Bovine leukemia virus is a cancer-causing microbe in cattle.
Just how many cows have it? The US Department of
Agriculture reports that nationwide, 89 percent of herds
contain cows with BLV. The most infected region is the
Southeast, where 99 percent of herds have the tumor-causing
bug. In some herds across the country, almost every single
animal is infected. A 1980 study across Canada uncovered a
lower but none-too-reassuring rate of 40 percent.

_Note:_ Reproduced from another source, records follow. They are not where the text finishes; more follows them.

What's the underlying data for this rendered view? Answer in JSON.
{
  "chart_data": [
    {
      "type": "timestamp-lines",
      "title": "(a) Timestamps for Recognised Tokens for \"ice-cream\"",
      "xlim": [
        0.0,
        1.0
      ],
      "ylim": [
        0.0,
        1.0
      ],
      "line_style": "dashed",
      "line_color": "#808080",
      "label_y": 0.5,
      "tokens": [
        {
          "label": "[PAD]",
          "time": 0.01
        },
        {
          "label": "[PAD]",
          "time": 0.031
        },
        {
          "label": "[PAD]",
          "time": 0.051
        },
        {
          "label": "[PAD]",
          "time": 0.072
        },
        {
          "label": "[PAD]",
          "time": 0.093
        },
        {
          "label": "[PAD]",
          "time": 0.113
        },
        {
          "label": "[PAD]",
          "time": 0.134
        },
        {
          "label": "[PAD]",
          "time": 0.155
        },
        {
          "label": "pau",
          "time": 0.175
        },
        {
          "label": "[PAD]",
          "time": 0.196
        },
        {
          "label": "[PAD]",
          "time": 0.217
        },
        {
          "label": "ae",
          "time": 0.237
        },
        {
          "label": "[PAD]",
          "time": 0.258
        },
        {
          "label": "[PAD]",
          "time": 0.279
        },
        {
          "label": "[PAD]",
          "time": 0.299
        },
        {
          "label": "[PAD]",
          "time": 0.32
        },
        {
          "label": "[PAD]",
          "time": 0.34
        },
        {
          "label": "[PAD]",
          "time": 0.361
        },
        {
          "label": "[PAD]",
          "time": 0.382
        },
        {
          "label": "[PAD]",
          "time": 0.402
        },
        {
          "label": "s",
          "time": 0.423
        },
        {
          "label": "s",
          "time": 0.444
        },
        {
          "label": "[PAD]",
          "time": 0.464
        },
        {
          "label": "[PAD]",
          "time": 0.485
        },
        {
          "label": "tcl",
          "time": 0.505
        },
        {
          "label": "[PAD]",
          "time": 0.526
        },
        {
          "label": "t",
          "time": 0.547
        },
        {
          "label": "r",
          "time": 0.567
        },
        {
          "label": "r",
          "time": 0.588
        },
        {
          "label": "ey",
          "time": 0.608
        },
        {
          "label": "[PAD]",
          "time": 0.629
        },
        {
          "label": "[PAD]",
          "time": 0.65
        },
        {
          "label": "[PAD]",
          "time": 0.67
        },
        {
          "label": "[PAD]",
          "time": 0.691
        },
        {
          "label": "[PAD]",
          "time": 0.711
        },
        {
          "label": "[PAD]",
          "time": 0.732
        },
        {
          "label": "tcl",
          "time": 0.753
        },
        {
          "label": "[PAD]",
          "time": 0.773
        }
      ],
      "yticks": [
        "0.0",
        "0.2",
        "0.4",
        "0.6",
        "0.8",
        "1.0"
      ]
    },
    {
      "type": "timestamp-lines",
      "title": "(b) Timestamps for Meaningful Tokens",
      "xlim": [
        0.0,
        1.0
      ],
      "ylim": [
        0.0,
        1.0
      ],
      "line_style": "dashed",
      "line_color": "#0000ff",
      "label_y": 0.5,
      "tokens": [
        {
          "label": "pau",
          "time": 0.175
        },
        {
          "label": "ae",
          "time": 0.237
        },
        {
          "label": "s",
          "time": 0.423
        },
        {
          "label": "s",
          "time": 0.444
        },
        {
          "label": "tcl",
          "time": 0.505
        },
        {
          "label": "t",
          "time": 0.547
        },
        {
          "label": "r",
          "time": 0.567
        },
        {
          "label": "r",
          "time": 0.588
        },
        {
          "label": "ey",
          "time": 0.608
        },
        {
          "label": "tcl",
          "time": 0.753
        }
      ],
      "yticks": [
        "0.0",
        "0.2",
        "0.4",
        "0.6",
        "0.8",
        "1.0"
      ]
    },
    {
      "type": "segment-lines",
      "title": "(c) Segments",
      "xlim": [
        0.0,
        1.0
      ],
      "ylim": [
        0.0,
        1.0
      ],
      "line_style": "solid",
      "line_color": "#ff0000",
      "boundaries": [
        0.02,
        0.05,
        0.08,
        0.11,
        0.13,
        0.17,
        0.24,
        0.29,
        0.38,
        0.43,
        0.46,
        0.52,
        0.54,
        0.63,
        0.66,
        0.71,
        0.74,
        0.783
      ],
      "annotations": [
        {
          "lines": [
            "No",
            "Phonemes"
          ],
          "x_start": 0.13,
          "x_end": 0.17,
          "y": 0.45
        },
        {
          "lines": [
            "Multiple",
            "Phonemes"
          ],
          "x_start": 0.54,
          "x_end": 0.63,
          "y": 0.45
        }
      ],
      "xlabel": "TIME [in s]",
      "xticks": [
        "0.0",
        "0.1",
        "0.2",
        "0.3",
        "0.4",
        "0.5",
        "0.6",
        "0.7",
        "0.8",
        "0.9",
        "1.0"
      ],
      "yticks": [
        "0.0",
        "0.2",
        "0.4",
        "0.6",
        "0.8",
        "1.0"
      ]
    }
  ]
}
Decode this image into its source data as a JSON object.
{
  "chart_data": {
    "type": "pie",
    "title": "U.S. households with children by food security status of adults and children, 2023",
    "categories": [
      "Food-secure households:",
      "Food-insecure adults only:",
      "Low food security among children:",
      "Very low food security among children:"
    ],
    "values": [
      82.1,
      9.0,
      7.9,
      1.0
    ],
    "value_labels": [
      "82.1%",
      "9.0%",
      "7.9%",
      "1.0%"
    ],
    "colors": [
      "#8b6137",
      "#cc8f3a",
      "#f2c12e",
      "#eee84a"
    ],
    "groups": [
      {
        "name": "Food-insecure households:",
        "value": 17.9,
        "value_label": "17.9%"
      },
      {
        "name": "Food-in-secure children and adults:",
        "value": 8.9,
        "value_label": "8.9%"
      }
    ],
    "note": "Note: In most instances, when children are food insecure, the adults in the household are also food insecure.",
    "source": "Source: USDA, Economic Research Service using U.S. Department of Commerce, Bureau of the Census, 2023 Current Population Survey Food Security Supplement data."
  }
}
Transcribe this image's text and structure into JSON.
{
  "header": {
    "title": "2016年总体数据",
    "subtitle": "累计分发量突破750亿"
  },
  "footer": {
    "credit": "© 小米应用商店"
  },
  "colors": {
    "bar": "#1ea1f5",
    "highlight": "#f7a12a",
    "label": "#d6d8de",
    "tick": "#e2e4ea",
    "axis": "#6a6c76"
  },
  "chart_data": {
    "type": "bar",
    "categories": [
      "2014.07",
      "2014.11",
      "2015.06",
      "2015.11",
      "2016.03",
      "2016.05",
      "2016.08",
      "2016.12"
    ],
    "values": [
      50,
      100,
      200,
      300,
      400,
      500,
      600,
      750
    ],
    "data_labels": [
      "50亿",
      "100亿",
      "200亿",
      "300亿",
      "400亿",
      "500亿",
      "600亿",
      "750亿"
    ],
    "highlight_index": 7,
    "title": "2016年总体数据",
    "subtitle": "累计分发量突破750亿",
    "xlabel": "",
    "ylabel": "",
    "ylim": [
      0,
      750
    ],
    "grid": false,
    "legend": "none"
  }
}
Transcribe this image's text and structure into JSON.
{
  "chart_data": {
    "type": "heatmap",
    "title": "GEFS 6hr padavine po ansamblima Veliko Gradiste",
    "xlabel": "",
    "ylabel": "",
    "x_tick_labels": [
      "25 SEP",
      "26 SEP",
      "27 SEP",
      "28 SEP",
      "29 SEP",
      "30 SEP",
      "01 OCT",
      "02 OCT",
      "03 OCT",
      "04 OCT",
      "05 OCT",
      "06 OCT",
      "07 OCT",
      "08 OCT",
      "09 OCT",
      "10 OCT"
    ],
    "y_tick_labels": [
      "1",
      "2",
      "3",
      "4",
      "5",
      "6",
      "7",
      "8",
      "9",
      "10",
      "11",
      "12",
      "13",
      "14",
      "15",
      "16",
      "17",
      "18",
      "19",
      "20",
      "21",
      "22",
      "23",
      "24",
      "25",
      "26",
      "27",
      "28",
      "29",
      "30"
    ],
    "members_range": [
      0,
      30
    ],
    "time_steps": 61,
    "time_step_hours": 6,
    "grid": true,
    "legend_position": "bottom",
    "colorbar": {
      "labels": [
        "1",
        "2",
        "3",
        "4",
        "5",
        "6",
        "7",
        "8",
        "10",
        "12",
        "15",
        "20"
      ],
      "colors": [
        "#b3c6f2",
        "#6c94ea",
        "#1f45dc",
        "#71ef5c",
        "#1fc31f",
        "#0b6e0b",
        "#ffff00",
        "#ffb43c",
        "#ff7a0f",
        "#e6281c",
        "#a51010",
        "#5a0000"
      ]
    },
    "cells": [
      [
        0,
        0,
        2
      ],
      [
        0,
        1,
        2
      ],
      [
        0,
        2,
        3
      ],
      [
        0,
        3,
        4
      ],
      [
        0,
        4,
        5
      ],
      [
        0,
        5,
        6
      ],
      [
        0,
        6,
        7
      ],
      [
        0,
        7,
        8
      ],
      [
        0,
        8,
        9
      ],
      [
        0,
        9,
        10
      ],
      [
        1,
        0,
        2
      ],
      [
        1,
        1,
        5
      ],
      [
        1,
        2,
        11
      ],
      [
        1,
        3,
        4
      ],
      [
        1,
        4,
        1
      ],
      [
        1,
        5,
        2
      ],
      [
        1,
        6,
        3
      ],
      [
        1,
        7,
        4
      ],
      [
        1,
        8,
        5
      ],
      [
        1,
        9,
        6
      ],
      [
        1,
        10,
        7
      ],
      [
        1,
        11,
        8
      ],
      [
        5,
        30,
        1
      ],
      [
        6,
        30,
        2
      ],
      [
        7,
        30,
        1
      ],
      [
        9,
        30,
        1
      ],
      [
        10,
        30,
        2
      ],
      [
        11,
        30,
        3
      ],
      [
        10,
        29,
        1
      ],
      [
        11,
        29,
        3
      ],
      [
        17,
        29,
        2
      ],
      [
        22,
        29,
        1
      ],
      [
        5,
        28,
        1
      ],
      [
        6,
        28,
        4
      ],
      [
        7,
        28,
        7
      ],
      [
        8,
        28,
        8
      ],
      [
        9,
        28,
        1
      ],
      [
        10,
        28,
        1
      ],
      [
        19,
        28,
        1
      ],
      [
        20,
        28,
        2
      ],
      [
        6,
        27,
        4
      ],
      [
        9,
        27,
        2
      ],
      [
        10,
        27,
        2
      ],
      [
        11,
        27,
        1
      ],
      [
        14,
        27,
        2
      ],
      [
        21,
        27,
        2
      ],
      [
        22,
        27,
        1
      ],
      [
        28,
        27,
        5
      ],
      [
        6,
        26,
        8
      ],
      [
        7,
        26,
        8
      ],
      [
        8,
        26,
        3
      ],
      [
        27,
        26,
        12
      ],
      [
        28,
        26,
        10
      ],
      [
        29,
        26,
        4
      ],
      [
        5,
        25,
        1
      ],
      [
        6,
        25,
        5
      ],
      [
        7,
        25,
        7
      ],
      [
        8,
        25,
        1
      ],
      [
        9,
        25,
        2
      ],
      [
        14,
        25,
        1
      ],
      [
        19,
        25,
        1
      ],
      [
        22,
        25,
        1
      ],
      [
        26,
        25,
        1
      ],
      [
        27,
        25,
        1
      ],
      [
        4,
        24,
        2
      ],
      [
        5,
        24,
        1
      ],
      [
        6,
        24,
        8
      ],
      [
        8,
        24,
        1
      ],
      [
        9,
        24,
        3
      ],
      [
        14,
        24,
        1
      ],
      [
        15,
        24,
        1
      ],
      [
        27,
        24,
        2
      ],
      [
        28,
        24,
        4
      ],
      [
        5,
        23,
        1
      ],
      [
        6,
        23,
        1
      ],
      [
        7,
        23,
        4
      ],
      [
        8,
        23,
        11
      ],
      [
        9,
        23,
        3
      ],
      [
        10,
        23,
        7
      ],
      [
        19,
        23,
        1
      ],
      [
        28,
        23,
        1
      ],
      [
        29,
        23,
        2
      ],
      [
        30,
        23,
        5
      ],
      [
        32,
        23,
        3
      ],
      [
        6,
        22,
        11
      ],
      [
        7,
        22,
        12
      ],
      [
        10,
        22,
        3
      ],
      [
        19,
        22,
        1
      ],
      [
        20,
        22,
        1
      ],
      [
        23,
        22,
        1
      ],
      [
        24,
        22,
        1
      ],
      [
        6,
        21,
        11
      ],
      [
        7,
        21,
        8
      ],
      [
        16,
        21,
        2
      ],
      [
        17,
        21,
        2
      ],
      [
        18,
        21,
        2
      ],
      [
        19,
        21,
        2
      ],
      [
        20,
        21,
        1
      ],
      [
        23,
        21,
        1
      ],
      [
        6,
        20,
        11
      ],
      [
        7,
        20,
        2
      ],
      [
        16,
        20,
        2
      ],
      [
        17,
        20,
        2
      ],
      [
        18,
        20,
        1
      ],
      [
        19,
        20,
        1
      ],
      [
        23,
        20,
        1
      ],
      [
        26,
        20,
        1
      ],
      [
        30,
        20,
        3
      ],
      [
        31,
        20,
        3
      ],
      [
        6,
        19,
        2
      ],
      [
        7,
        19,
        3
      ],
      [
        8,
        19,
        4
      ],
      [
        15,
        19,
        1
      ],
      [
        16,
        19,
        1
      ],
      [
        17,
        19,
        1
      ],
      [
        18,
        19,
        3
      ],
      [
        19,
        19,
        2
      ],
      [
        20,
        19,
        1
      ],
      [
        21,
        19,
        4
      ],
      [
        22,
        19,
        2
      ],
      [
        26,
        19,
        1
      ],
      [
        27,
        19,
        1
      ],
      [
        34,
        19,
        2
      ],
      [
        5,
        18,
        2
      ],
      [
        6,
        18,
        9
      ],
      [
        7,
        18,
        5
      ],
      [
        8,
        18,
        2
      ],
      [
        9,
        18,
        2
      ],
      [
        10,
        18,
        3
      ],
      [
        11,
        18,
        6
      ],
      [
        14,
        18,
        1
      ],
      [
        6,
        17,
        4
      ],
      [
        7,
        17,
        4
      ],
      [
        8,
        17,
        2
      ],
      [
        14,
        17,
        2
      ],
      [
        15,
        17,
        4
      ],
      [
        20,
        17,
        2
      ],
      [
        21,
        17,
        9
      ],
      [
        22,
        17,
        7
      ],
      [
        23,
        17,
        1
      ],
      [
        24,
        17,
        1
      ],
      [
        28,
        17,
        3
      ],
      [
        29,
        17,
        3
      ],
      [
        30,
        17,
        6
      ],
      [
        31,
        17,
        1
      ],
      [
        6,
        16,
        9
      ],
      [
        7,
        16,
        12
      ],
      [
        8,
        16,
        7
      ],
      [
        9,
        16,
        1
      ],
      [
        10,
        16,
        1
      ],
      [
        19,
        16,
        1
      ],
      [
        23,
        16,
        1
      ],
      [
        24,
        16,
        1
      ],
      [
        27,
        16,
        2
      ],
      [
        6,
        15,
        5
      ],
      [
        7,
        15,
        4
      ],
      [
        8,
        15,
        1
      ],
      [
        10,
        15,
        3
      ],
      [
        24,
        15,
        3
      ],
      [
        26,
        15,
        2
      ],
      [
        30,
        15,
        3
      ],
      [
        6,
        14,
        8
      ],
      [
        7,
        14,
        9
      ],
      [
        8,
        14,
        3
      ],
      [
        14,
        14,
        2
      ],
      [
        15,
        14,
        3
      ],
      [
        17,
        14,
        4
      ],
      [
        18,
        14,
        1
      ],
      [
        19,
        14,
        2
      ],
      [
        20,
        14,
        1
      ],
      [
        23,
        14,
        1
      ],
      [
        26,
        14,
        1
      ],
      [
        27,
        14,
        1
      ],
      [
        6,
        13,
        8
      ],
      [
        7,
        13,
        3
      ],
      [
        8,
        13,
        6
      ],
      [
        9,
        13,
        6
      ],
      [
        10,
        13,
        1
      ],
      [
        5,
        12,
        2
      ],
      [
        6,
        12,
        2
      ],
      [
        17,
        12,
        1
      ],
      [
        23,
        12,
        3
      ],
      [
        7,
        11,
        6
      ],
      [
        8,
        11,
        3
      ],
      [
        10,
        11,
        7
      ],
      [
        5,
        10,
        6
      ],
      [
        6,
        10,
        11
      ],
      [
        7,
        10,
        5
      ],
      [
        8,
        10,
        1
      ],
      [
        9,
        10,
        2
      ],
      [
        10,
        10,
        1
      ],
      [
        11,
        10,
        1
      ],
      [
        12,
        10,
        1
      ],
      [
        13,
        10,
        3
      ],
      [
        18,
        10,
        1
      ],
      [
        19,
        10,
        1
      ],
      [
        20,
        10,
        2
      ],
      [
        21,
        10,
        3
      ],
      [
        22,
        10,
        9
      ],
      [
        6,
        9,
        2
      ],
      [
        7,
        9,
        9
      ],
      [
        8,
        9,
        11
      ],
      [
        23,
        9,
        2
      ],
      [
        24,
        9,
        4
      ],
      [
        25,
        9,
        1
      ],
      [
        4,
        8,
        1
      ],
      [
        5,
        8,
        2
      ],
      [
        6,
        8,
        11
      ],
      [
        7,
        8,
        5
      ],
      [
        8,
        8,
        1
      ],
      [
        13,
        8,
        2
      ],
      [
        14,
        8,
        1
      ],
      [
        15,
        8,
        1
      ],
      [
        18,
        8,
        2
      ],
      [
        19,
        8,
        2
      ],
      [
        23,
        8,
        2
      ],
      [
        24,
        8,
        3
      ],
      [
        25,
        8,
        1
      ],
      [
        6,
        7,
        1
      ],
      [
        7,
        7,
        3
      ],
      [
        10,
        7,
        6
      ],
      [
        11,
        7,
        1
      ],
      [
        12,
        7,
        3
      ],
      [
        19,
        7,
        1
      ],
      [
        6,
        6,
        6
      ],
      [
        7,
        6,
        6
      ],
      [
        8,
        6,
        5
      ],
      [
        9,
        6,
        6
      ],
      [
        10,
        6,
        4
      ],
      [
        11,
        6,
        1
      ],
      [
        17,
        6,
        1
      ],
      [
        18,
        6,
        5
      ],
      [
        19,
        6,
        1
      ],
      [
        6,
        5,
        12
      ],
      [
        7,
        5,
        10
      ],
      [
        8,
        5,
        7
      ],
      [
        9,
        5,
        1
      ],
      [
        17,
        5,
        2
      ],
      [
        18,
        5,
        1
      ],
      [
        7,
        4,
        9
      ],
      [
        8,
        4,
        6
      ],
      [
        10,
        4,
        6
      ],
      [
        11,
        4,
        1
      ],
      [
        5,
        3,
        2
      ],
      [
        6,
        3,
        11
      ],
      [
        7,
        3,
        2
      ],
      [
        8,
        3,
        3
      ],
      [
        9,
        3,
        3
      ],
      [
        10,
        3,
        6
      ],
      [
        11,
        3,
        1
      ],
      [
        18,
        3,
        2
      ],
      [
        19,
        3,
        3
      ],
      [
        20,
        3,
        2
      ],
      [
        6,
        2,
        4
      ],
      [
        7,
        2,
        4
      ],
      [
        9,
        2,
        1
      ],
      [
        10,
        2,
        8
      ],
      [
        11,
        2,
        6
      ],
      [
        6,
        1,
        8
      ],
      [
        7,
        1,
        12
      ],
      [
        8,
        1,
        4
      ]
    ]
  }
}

BLV is transmitted through milk. Since the milk from all
cows in a herd is mixed before processing, if even a single
cow is infected, all milk from that herd will have BLV
swimming in it. Citing an article in Science, oncologist
Robert Kradjian, MD, warns that 90 to 95 percent of milk
starts out tainted. Of course, pasteurization — when done the right way — kills BLV, but the
process isn't perfect. And if you drink raw milk, odds are you're gulping down bovine leukemia
Between dairy cows and their cousins that are used for meat (who tend to be infected at lower
rates), it appears that a whole lot of BLV is getting inside us. A 2001 study in Breast Cancer
Research detected antibodies to the bovine leukemia virus in blood samples from 77 out of 100
volunteers. Furthermore, BLV showed up more often in breast tissue from women with breast
cancer than in the tissue from healthy women. Several medical studies have found positive
correlations between higher intake of milk/beef and increased incidence of leukemia or
lymphoma in humans, although other studies haven't found a correlation.
No hard evidence has yet linked BLV to diseases in humans, but do you feel comfortable
knowing that cow cancer cells are in your body?